AML exhibits considerable clinical heterogeneity and inter-patient variability. Traditionally, prognostic classification has relied on cytogenetic profiles, stratifying patients into low, intermediate, and high-risk groups to guide therapeutic decisions. However, clinical experience has shown that cytogenetics alone is insufficient for predicting prognosis, particularly for intermediate-risk AML (IR-AML), which accounts for approximately 60% of cases and is marked by significant heterogeneity. 3 This subgroup poses a unique clinical challenge, as the lack of clear prognostic stratification complicates treatment decisions. Thus, there is an urgent need for more precise stratification methods to identify high-risk patients early and inform personalized treatment strategies.4,5
With the development of science and technology, machine learning has emerged as a powerful tool in clinical medicine due to its capacity to analyze large datasets and uncover complex relationships between variables.6–8 In the context of leukemia, researchers have applied machine learning to refine diagnostic and prognostic subgroups, thereby advancing personalized treatment approaches.9,10 For instance, Yu et al. 11 utilized supervised tree classification models and logistic regression to assist in the diagnosis of AML-myelodysplasia related changes (MRC) , based on the mutational spectrum of 177 AML patients, establishing a clinically applicable risk scoring equation. Similarly, Eckardt et al. 12 employed nine machine learning models to predict complete remission and 2-year overall survival (OS), integrating clinical, laboratory, cytogenetic, and molecular data from 1383 AML patients receiving intensive induction therapy.
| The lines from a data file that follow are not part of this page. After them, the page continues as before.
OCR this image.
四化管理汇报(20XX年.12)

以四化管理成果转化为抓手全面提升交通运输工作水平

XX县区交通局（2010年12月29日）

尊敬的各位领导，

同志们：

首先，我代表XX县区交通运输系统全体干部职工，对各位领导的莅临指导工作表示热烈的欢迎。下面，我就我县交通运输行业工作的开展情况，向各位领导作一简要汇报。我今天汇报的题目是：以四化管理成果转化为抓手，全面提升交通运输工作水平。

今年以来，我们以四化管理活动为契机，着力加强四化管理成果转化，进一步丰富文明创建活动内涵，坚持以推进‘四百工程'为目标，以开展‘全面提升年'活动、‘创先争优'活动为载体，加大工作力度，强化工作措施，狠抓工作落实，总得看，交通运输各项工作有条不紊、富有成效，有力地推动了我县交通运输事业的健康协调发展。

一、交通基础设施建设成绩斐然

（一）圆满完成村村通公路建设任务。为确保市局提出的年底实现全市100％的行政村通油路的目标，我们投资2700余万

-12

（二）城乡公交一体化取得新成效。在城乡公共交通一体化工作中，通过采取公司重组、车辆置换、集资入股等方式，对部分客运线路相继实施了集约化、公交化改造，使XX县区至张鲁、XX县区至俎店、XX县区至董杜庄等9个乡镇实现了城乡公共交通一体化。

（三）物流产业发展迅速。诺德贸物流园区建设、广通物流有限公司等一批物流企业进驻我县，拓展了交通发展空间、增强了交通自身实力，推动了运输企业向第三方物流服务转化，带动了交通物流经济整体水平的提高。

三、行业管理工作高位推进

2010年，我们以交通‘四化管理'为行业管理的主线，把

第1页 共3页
Moreover, Park et al. 13 conducted unsupervised clustering of 279 elderly patients based on chromosomal abnormalities and gene mutations, identifying nine distinct clusters. Didi et al.14,15 developed an artificial intelligence-based prediction model using 52 diagnostic variables, which identified the most decisive factors for OS across different treatment regimens.
While these studies demonstrate the potential of machine learning in AML diagnosis and treatment, several limitations remain. Notably, the stratification of AML with intermediate-risk karyotypes has not been sufficiently addressed, and challenges such as small-sample sizes, uneven data distribution, and significant missing data often arise when the problem is further refined. Additionally, many current clinical prediction models lack interpretability, making it difficult to explain predictions and analyze the importance of specific features.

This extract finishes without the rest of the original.